Tools and assets for easy and reproducible gene identifier conversion.
This repository is used to build matrices which can convert between different gene identifiers.
These conversion matrices are built by:
- Randomly choosing raw CEL files from NCBI GEO for a given platform accession code (in
/cels
) - Reading the CEL header and joining Brainarray (e.g.,
hgu133plus2hsensgprobe
) and Bioconductor (e.g.,hgu133plus2.db
) (x, y) coordinates - Finding intersecting probe identifiers
- Extracting supported identifiers and probe IDs from the Bioconductor package
- Filtering on probe IDs and Ensembl Gene IDs in Brainarray
- Writing the output to a conversion TSV file
- Check that all output conversion TSV files have a shared SHA1
The cels
directory contains raw CEL files taken from GEO. The list of supported platforms is in supported_microarray_platforms.csv
. Source files can be acquired by running the acquire_cels.py
script.
The conversion scripts are run on custom Docker images.

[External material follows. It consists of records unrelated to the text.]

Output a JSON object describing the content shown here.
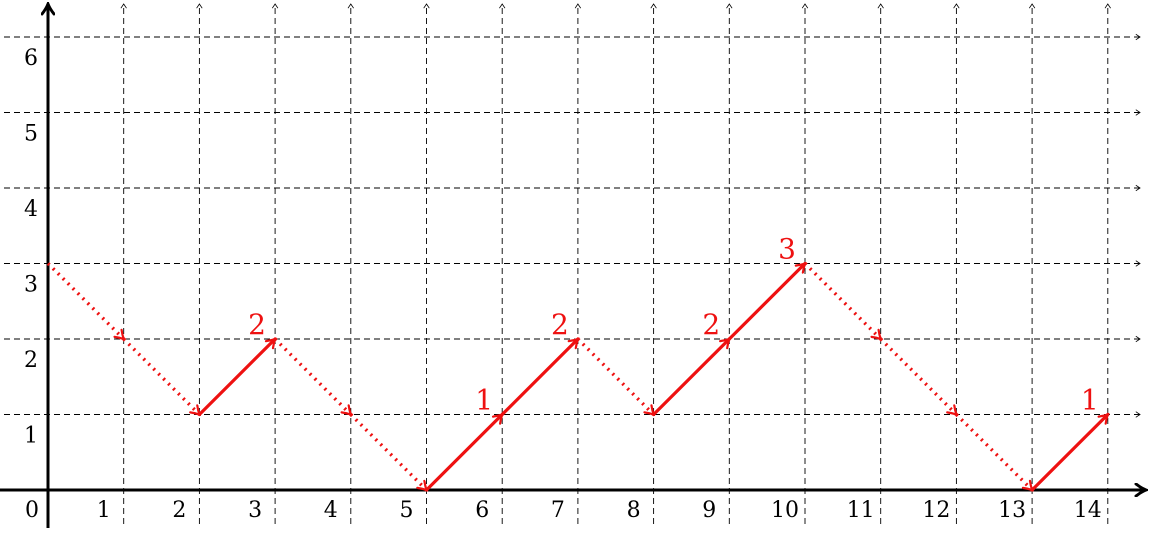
{
  "chart_data": {
    "type": "line",
    "title": "",
    "xlabel": "",
    "ylabel": "",
    "grid": true,
    "xlim": [
      0,
      14
    ],
    "ylim": [
      0,
      6
    ],
    "x_ticks": [
      "0",
      "1",
      "2",
      "3",
      "4",
      "5",
      "6",
      "7",
      "8",
      "9",
      "10",
      "11",
      "12",
      "13",
      "14"
    ],
    "y_ticks": [
      "1",
      "2",
      "3",
      "4",
      "5",
      "6"
    ],
    "path": {
      "x": [
        0,
        1,
        2,
        3,
        4,
        5,
        6,
        7,
        8,
        9,
        10,
        11,
        12,
        13,
        14
      ],
      "y": [
        3,
        2,
        1,
        2,
        1,
        0,
        1,
        2,
        1,
        2,
        3,
        2,
        1,
        0,
        1
      ]
    },
    "step_styles": [
      "dotted",
      "dotted",
      "solid",
      "dotted",
      "dotted",
      "solid",
      "solid",
      "dotted",
      "solid",
      "solid",
      "dotted",
      "dotted",
      "dotted",
      "solid"
    ],
    "step_labels": [
      {
        "x": 3,
        "y": 2,
        "text": "2"
      },
      {
        "x": 6,
        "y": 1,
        "text": "1"
      },
      {
        "x": 7,
        "y": 2,
        "text": "2"
      },
      {
        "x": 9,
        "y": 2,
        "text": "2"
      },
      {
        "x": 10,
        "y": 3,
        "text": "3"
      },
      {
        "x": 14,
        "y": 1,
        "text": "1"
      }
    ]
  },
  "colors": {
    "path": "#ee1111",
    "axis": "#000000",
    "grid": "#000000"
  }
}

Two Dockerfiles are provided in this repository - base
Docker image, which is used to install the required R dependencies, and the pd
image, which is used to build the required databases for a given platform.
A build_and_convert.py
script is provided, which build a unique Docker image for each package, mount the downloaded CEL files as a volume, and then run the gene conversion script R/gene_convert.R
inside the image and output the master conversion matrix. Output TSV files live in cels/out/
.
The entire process can be reproduced by running the following command script from a fresh checkout of this repository. It will take some time:
$ ./generate_matricies_from_scratch.sh
You can also choose to only build a specific platform, ex.,:
$ ./generate_matricies_from_scratch.sh celegans
Released assets in this repository are availble under the DOI, 10.5281/zenodo.1322711
, which can be seen on Zenodo here. This accession is up to date as of https://github.com/AlexsLemonade/identifier-refinery/commit/cace2849baf2666f21ec32f5eee6208d6ec19294.
identifier-refinery
output assets are released under a CC0 1.0 Universal license. All code is released under the BSD 3-clause license. Input assets are property of the original providers to NCBI GEO, but may be freely downloaded and redistributed unless otherwise noted.